Earlier this week, the plaintiff group, which includes the Illinois Retail Merchants Association and a group of retail food markets, successfully opposed the county’s emergency appeal of the TRO. In a ruling issued on Monday, July 10, the Illinois appellate court declined to set aside the TRO. While the fight is far from over, the Illinois rulings are a positive development for retailers, who have not succeeded to date in their efforts to defeat the Philadelphia sweetened beverage tax. See Opinion, Williams v. City of Phila., Nos. 2077 C.D. 2016, 2078 C.D. 2016 (Pa. Commw. Ct. June 14, 2017).
The Illinois Complaint asserts that the Tax is facially unconstitutional on two grounds. First, the Tax violates the uniformity clause of the Illinois Constitution (Ill. Const. art. IX, § 2 (requiring that “classes shall be reasonable and the subjects and objects within each class shall be taxed uniformly”)) because identically sweetened beverages are arbitrarily classified as both taxable and non-taxable. For example, “ready-to-drink, pre-made sweetened beverages” (such as sweetened ice tea in a bottle) are subject to the tax, while “on-demand, custom-sweetened beverages” (for example, sweetened ice tea mixed by a server or barista) are not taxed. Compl. ¶¶ 36-37, Tax §§ 74-851, 74-852(a). The Complaint goes on to assert that even if the beverage classifications were reasonable, they are not reasonably related to the Tax’s alleged purpose of promoting public health and reducing obesity rates because there is no difference in the adverse health consequences associated with sweetened beverages that are subject to the Tax, and those that are not taxed. Compl. ¶ 38.
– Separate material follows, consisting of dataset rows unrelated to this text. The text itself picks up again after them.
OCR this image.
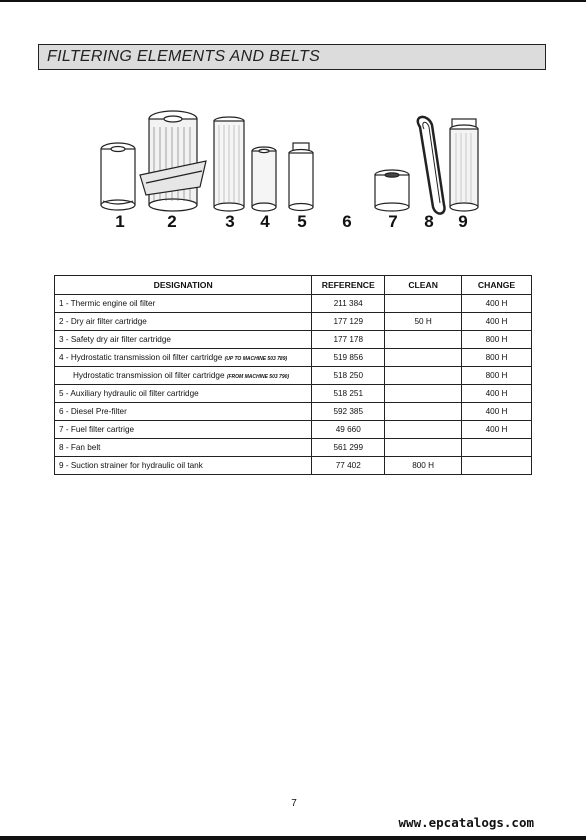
FILTERING ELEMENTS AND BELTS
1	2	3	4	5	6	7	8	9
DESIGNATION	REFERENCE	CLEAN	CHANGE
1 - Thermic engine oil filter	211 384		400 H
2 - Dry air filter cartridge	177 129	50 H	400 H
3 - Safety dry air filter cartridge	177 178		800 H
4 - Hydrostatic transmission oil filter cartridge (UP TO MACHINE 503 789)	519 856		800 H
Hydrostatic transmission oil filter cartridge (FROM MACHINE 503 790)	518 250		800 H
5 - Auxiliary hydraulic oil filter cartridge	518 251		400 H
6 - Diesel Pre-filter	592 385		400 H
7 - Fuel filter cartrige	49 660		400 H
8 - Fan belt	561 299		
9 - Suction strainer for hydraulic oil tank	77 402	800 H	
7
www.epcatalogs.com
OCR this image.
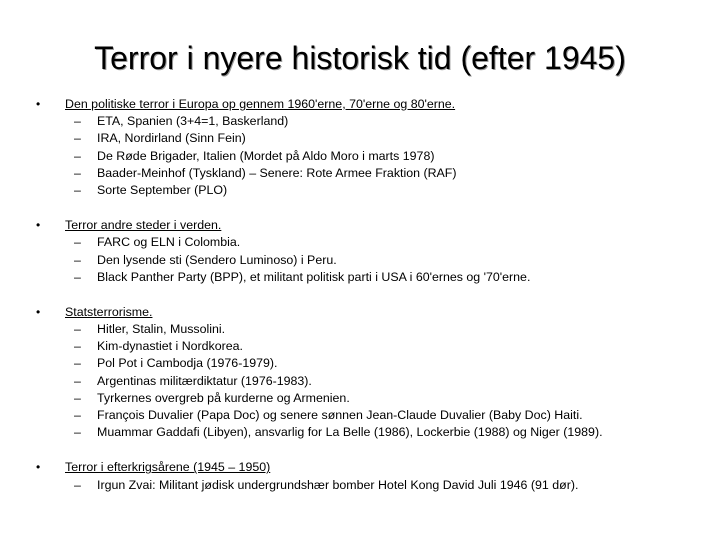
Terror i nyere historisk tid (efter 1945)
• Den politiske terror i Europa op gennem 1960'erne, 70'erne og 80'erne.
– ETA, Spanien (3+4=1, Baskerland)
– IRA, Nordirland (Sinn Fein)
– De Røde Brigader, Italien (Mordet på Aldo Moro i marts 1978)
– Baader-Meinhof (Tyskland) – Senere: Rote Armee Fraktion (RAF)
– Sorte September (PLO)
• Terror andre steder i verden.
– FARC og ELN i Colombia.
– Den lysende sti (Sendero Luminoso) i Peru.
– Black Panther Party (BPP), et militant politisk parti i USA i 60'ernes og '70'erne.
• Statsterrorisme.
– Hitler, Stalin, Mussolini.
– Kim-dynastiet i Nordkorea.
– Pol Pot i Cambodja (1976-1979).
– Argentinas militærdiktatur (1976-1983).
– Tyrkernes overgreb på kurderne og Armenien.
– François Duvalier (Papa Doc) og senere sønnen Jean-Claude Duvalier (Baby Doc) Haiti.
– Muammar Gaddafi (Libyen), ansvarlig for La Belle (1986), Lockerbie (1988) og Niger (1989).
• Terror i efterkrigsårene (1945 – 1950)
– Irgun Zvai: Militant jødisk undergrundshær bomber Hotel Kong David Juli 1946 (91 dør).
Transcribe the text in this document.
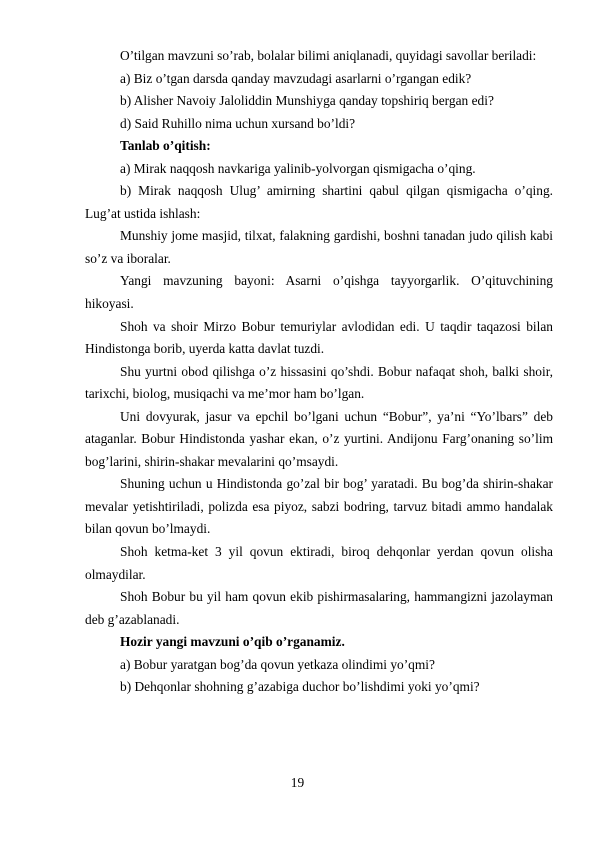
O’tilgan mavzuni so’rab, bolalar bilimi aniqlanadi, quyidagi savollar beriladi:

a) Biz o’tgan darsda qanday mavzudagi asarlarni o’rgangan edik?

b) Alisher Navoiy Jaloliddin Munshiyga qanday topshiriq bergan edi?

d) Said Ruhillo nima uchun xursand bo’ldi?

Tanlab o’qitish:

a) Mirak naqqosh navkariga yalinib-yolvorgan qismigacha o’qing.

b) Mirak naqqosh Ulug’ amirning shartini qabul qilgan qismigacha o’qing. Lug’at ustida ishlash:

Munshiy jome masjid, tilxat, falakning gardishi, boshni tanadan judo qilish kabi so’z va iboralar.

Yangi mavzuning bayoni: Asarni o’qishga tayyorgarlik. O’qituvchining hikoyasi.

Shoh va shoir Mirzo Bobur temuriylar avlodidan edi. U taqdir taqazosi bilan Hindistonga borib, uyerda katta davlat tuzdi.

Shu yurtni obod qilishga o’z hissasini qo’shdi. Bobur nafaqat shoh, balki shoir, tarixchi, biolog, musiqachi va me’mor ham bo’lgan.

Uni dovyurak, jasur va epchil bo’lgani uchun “Bobur”, ya’ni “Yo’lbars” deb ataganlar. Bobur Hindistonda yashar ekan, o’z yurtini. Andijonu Farg’onaning so’lim bog’larini, shirin-shakar mevalarini qo’msaydi.

Shuning uchun u Hindistonda go’zal bir bog’ yaratadi. Bu bog’da shirin-shakar mevalar yetishtiriladi, polizda esa piyoz, sabzi bodring, tarvuz bitadi ammo handalak bilan qovun bo’lmaydi.

Shoh ketma-ket 3 yil qovun ektiradi, biroq dehqonlar yerdan qovun olisha olmaydilar.

Shoh Bobur bu yil ham qovun ekib pishirmasalaring, hammangizni jazolayman deb g’azablanadi.

Hozir yangi mavzuni o’qib o’rganamiz.

a) Bobur yaratgan bog’da qovun yetkaza olindimi yo’qmi?

b) Dehqonlar shohning g’azabiga duchor bo’lishdimi yoki yo’qmi?

19
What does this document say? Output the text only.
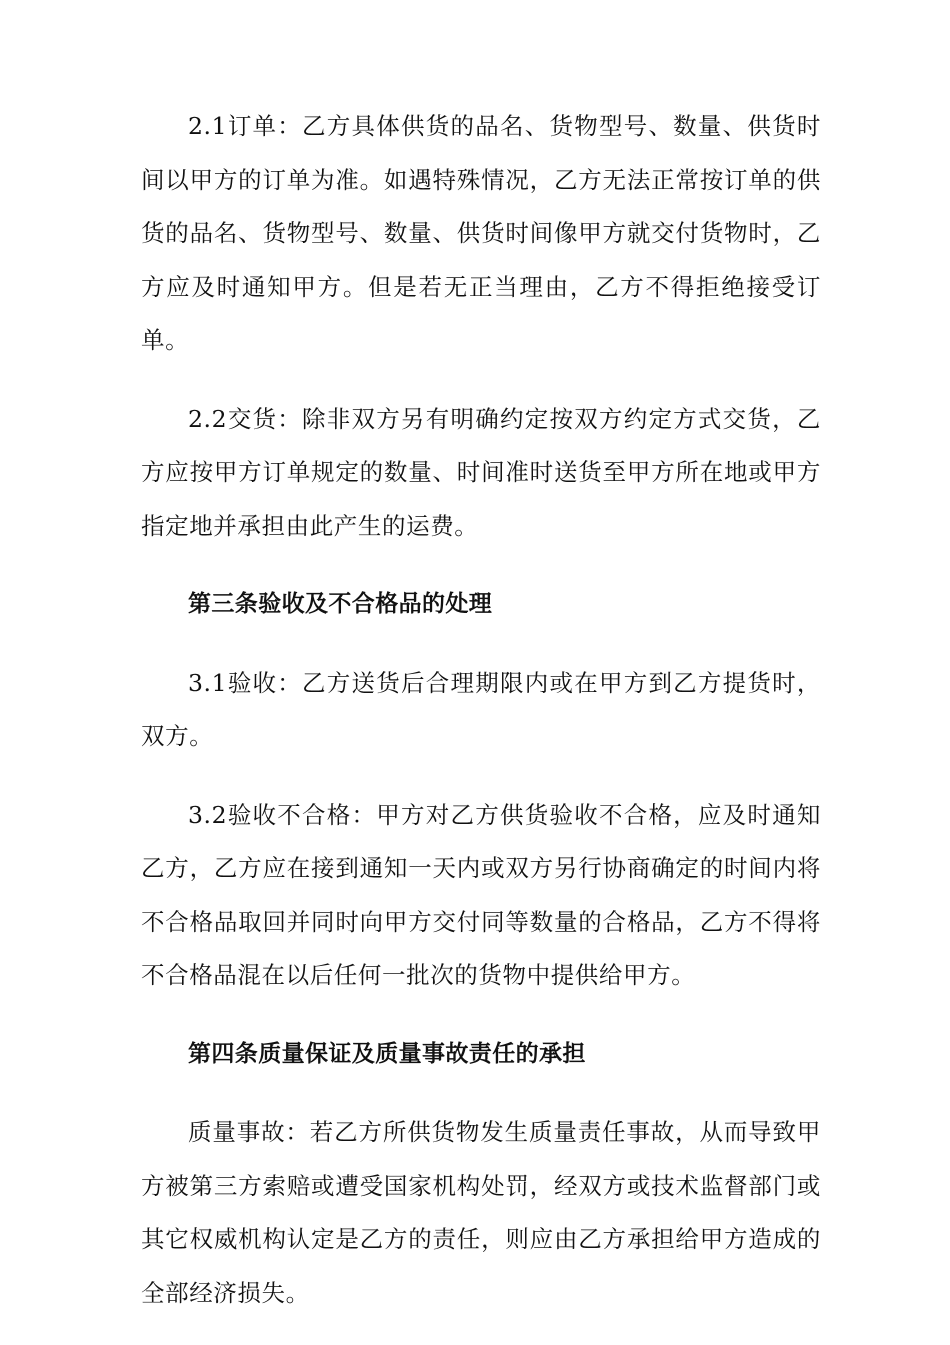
2.1订单：乙方具体供货的品名、货物型号、数量、供货时间以甲方的订单为准。如遇特殊情况，乙方无法正常按订单的供货的品名、货物型号、数量、供货时间像甲方就交付货物时，乙方应及时通知甲方。但是若无正当理由，乙方不得拒绝接受订单。

2.2交货：除非双方另有明确约定按双方约定方式交货，乙方应按甲方订单规定的数量、时间准时送货至甲方所在地或甲方指定地并承担由此产生的运费。

第三条验收及不合格品的处理

3.1验收：乙方送货后合理期限内或在甲方到乙方提货时，双方。

3.2验收不合格：甲方对乙方供货验收不合格，应及时通知乙方，乙方应在接到通知一天内或双方另行协商确定的时间内将不合格品取回并同时向甲方交付同等数量的合格品，乙方不得将不合格品混在以后任何一批次的货物中提供给甲方。

第四条质量保证及质量事故责任的承担

质量事故：若乙方所供货物发生质量责任事故，从而导致甲方被第三方索赔或遭受国家机构处罚，经双方或技术监督部门或其它权威机构认定是乙方的责任，则应由乙方承担给甲方造成的全部经济损失。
Second, the Complaint asserts that the Tax is void for vagueness (see Compl. ¶¶ 46-48) because it is subject to multiple, conflicting interpretations. The Complaint asserts that the Tax and the recent regulations that have been issued by the county conflict with federal law prohibiting the collection of state and local tax on purchases of food made with certain federal benefits (i.e, food stamps). Compl. ¶¶ 49-55. The Complaint also alleges that Plaintiffs are unable to calculate with any precision or certainty the amount of Tax due on purchases of sweetened beverages not in sealed containers (for example, fountain drinks), which exposes them to potential claims of over- and under-collection of Tax. Finally, the Complaint asserts that the regulations for the Tax are internally in conflict and, by requiring the advertised sales price to include the Tax, may run afoul of state and city of Chicago laws which require the sales price to exclude tax amounts. Compl. ¶¶64, 66-67; Tax § 74-852(c).
Cook County Board President Toni Preckwinkle has warned about the loss of revenue if the Tax is not implemented, and stated in a press release that the county will continue to aggressively defend the Tax. At the present time, however, retailers should not collect the Tax. It remains to be seen whether legal challenges will be raised to taxes on sugary and artificially sweetened drinks adopted by other localities, including Seattle, San Francisco and Boulder.